I did take issue with the post-9/11 doomsday scenarios in this massive war sequence. If you have some bizarre hankering to watch flying things crash into skyscrapers or buildings collapsing into their own footprints or ash-covered New Yorkers pecking through the debris as they fight for their lives, then boy is this the movie for you. It doesn’t quite exploit 9/11’s drama, but it does shamelessly plagiarize from that story’s back cover.

The cast may look silly in their little tighties, but they give decent enough performances. Chris Hemsworth plays Thor like the meathead he is. Mark Ruffalo is Bruce Banner’s third actor in as many movies, and he does a fine job conveying Banner’s debilitating duality. Chris Evans is underwhelming as Captain America, but Captain America is an underwhelming hero so it all works out. Robert Downey Jr., as Iron Man, continues to delight; he steals every scene he’s in.
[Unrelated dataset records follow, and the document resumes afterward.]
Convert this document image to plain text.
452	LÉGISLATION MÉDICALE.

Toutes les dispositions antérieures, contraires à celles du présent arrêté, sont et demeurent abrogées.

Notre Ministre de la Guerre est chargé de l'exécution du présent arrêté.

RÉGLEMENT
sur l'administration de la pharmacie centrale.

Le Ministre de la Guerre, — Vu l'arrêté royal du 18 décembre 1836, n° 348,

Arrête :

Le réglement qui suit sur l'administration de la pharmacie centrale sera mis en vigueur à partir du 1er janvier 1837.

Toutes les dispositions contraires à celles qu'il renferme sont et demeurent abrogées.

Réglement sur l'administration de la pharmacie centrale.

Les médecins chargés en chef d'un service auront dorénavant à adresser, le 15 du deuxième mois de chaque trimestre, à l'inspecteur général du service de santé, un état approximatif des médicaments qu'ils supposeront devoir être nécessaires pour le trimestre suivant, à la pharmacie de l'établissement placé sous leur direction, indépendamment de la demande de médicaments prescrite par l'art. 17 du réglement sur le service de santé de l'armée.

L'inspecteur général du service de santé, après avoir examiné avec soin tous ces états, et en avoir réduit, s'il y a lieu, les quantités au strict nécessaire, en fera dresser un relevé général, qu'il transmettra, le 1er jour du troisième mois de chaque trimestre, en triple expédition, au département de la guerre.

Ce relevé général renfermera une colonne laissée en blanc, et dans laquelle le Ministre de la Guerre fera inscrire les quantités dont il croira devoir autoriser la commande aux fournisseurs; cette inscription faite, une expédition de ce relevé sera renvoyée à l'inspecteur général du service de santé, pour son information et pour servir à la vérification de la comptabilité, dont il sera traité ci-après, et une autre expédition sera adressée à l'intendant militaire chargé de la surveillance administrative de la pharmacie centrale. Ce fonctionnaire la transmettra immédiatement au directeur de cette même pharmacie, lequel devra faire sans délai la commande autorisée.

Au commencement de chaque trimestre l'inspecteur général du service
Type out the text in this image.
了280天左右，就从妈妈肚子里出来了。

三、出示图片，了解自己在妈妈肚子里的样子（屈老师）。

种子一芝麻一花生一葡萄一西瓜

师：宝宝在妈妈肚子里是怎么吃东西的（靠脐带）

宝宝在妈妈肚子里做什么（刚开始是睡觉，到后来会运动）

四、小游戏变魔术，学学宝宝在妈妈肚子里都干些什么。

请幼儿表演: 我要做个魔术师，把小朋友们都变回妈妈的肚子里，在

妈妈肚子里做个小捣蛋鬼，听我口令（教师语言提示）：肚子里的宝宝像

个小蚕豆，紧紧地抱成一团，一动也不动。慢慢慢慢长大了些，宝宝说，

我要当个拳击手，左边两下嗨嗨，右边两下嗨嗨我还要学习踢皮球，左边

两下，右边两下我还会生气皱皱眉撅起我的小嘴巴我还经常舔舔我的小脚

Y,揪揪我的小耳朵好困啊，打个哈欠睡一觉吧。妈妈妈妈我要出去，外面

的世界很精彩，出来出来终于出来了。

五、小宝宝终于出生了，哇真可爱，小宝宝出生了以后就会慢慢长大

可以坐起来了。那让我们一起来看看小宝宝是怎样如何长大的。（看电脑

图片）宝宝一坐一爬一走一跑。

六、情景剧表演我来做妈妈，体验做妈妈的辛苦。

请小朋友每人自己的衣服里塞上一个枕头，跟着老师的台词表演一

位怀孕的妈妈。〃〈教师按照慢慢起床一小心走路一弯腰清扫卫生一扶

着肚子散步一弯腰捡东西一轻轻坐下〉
Jeremy Renner and Scarlett Johannson, as Hawkeye and Black Widow, needed more to work with even though they were playing peripheral characters. In the end, though, most of the heroes get their time to shine and fans of each one will find something especially exciting to latch onto.

The lead actors are charismatic and effective enough, but it all felt like a rehash to me. I blame the flat characters, who were done growing in each of their respective movies. For comparison’s sake, look at Batman, a superhero who is still growing and changing three movies in. These characters have no lofty ideas about good and evil, and they have no deeper story to unravel. They simply show up to smash things into bits.

Where The Avengers really scores points is with its sense of humor. This is a hilarious movie. I laughed harder in this action picture than I do in most full-fledged comedies. Many of the gags come from Iron Man, but a surprising number come from the Hulk, which is odd since the green monster only makes two appearances throughout the picture.

The Avengers is a middle-of-the-road comic movie with a boring middle section that’s counteracted with a terrific, if also overblown, final act. Comic fans will like it, but that’s not saying much since they have no discernible taste — The Avengers’ mere existence is all they require.